Double Integral Over The Whole Plane

Note : I define here the fourier transform of $f(x)$ as $\mathscr{F}\{f\}(\xi) = \int \ f(x) e^{-i x \xi}$ dx

Rearranging slightly :

$I \equiv \frac{1}{2 \pi \hbar}\iint (q-\frac{1}{2}x) k e^{\frac{i}{\hbar}(p-k)x}dx dk = \frac{1}{2 \pi \hbar} \int (q-\frac{1}{2}x) e^{\frac{i}{\hbar}px} \int \ k e^{-\frac{i}{\hbar}kx} dk dx$

Now, we interpret the second integral as (up to a constant) the Fourier transform of the function $k$ . From standard property of FT, we know that : $\forall u \in C^{\infty}(\mathbb{R}), \mathscr{F}\{xu\}(\xi) = i \partial_{\xi} \mathscr{F}\{u\} (\xi)$ .

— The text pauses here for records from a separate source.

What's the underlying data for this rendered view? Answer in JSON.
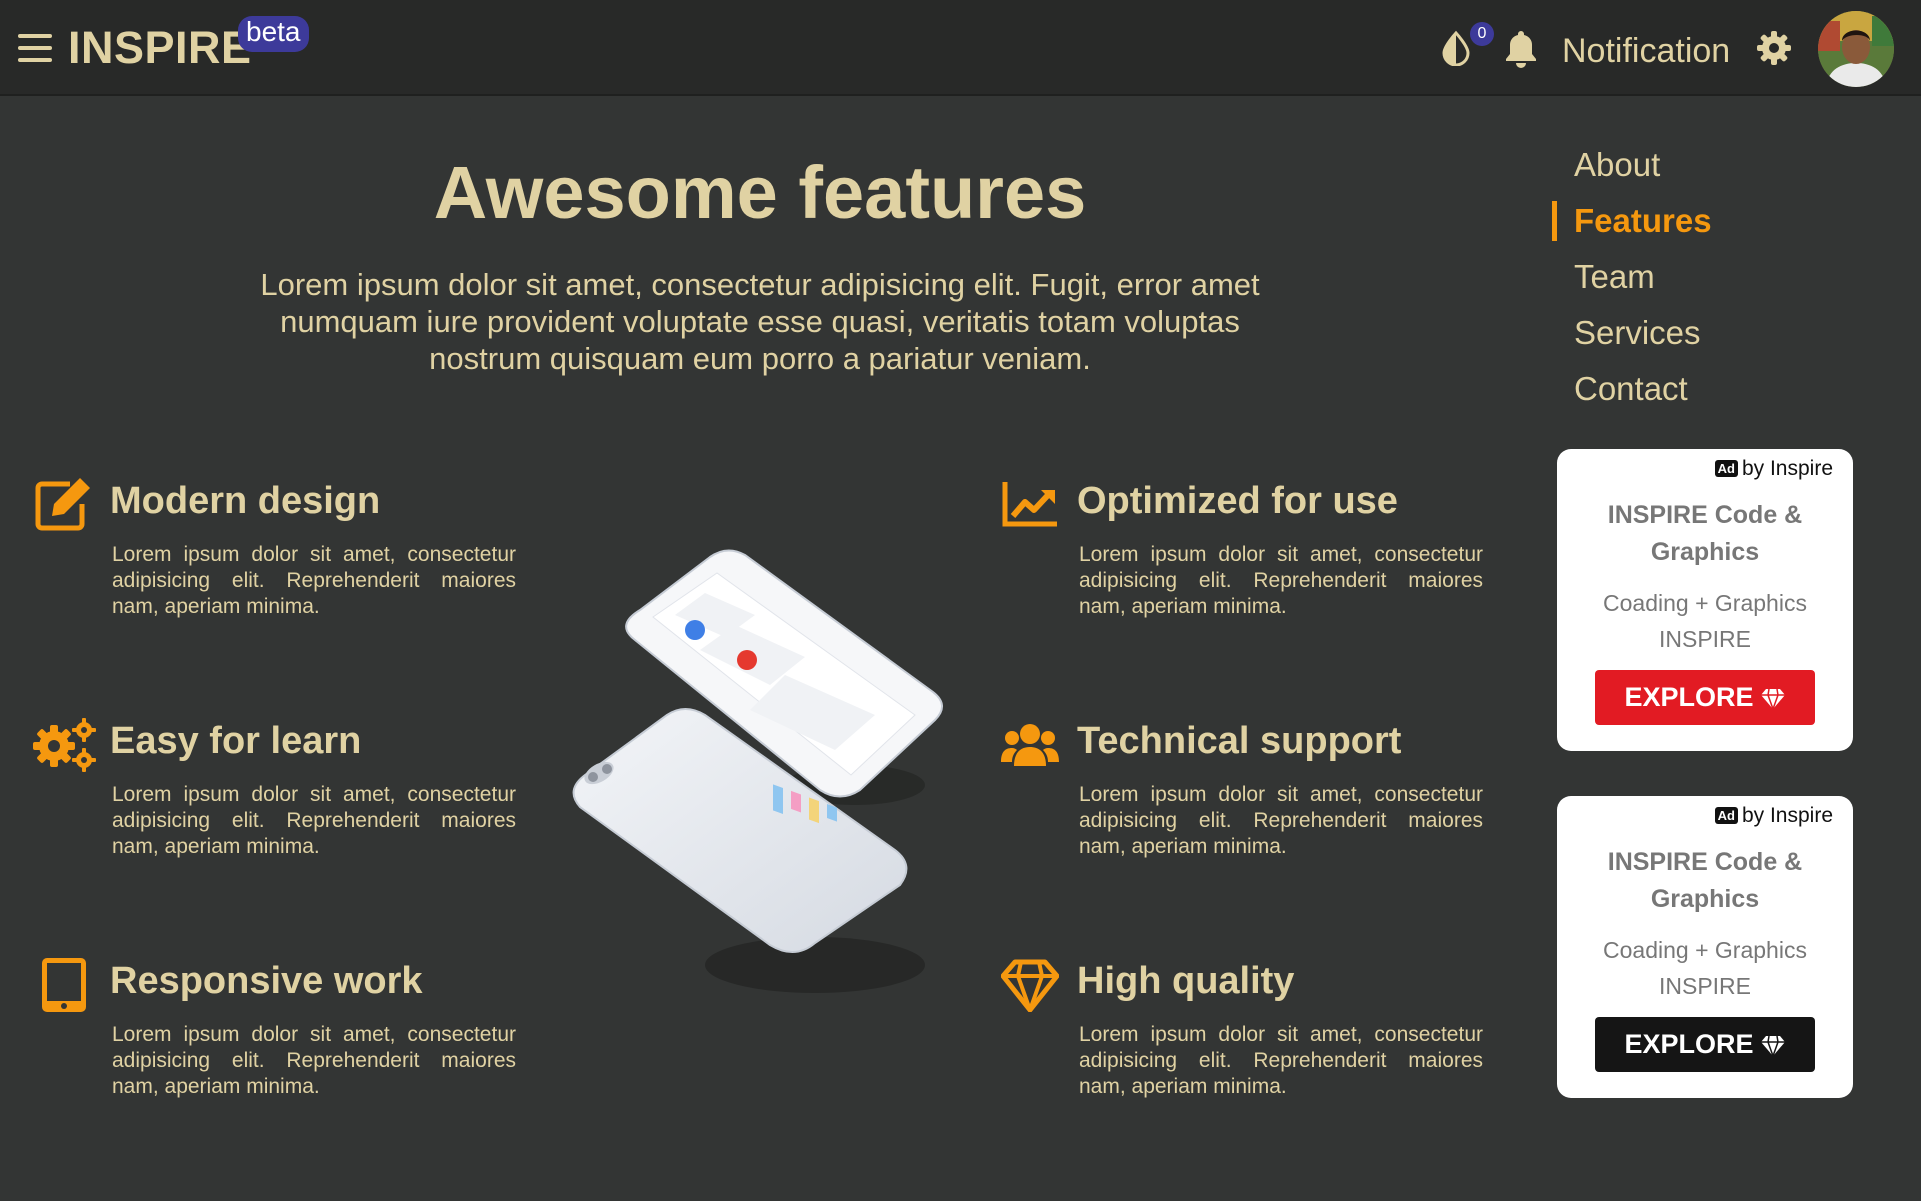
{
  "header": {
    "brand": "INSPIRE",
    "beta": "beta",
    "contrast_count": "0",
    "notification_label": "Notification",
    "icons": [
      "menu-icon",
      "contrast-icon",
      "bell-icon",
      "settings-gear-icon",
      "avatar"
    ]
  },
  "hero": {
    "title": "Awesome features",
    "subtitle": "Lorem ipsum dolor sit amet, consectetur adipisicing elit. Fugit, error amet numquam iure provident voluptate esse quasi, veritatis totam voluptas nostrum quisquam eum porro a pariatur veniam."
  },
  "sidenav": {
    "items": [
      {
        "label": "About",
        "active": false
      },
      {
        "label": "Features",
        "active": true
      },
      {
        "label": "Team",
        "active": false
      },
      {
        "label": "Services",
        "active": false
      },
      {
        "label": "Contact",
        "active": false
      }
    ]
  },
  "ads": [
    {
      "badge": "Ad",
      "by": "by Inspire",
      "title": "INSPIRE Code & Graphics",
      "desc": "Coading + Graphics INSPIRE",
      "button": "EXPLORE",
      "button_color": "#e21b23"
    },
    {
      "badge": "Ad",
      "by": "by Inspire",
      "title": "INSPIRE Code & Graphics",
      "desc": "Coading + Graphics INSPIRE",
      "button": "EXPLORE",
      "button_color": "#151515"
    }
  ],
  "features": [
    {
      "title": "Modern design",
      "icon": "edit-icon",
      "text": "Lorem ipsum dolor sit amet, consectetur adipisicing elit. Reprehenderit maiores nam, aperiam minima."
    },
    {
      "title": "Easy for learn",
      "icon": "gears-icon",
      "text": "Lorem ipsum dolor sit amet, consectetur adipisicing elit. Reprehenderit maiores nam, aperiam minima."
    },
    {
      "title": "Responsive work",
      "icon": "tablet-icon",
      "text": "Lorem ipsum dolor sit amet, consectetur adipisicing elit. Reprehenderit maiores nam, aperiam minima."
    },
    {
      "title": "Optimized for use",
      "icon": "chart-line-icon",
      "text": "Lorem ipsum dolor sit amet, consectetur adipisicing elit. Reprehenderit maiores nam, aperiam minima."
    },
    {
      "title": "Technical support",
      "icon": "users-icon",
      "text": "Lorem ipsum dolor sit amet, consectetur adipisicing elit. Reprehenderit maiores nam, aperiam minima."
    },
    {
      "title": "High quality",
      "icon": "diamond-icon",
      "text": "Lorem ipsum dolor sit amet, consectetur adipisicing elit. Reprehenderit maiores nam, aperiam minima."
    }
  ],
  "colors": {
    "background": "#333534",
    "header": "#282928",
    "text": "#e0d2a3",
    "accent": "#f5980f",
    "badge": "#3d3a9a"
  }
}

Thus, in our case, the second integral yields :

$\int \ k e^{-\frac{i}{\hbar}kx} dk = \hbar^2 \mathscr{F}\{k\}(x) = i \hbar^2 \partial_{x} \mathscr{F}\{1\}(x) = 2\pi i \hbar^2 \partial_x \delta_0(x)$

Ergo, returning back to our integral above, we have :

$I = i \hbar \int (q-\frac{x}{2})e^{\frac{i}{\hbar}px} \partial_x \delta_0(x) dx= -i \hbar [ \partial_x \{(q-\frac{x}{2})e^{\frac{i}{\hbar}px} \} ] \Bigr|_{x=0} = pq + \frac{i \hbar}{2}$

PS : if more details are asked, I can expand the argument here. By writing down the solution, I noticed that this is a quite tricky problem! Well done if you managed to get anywhere with this!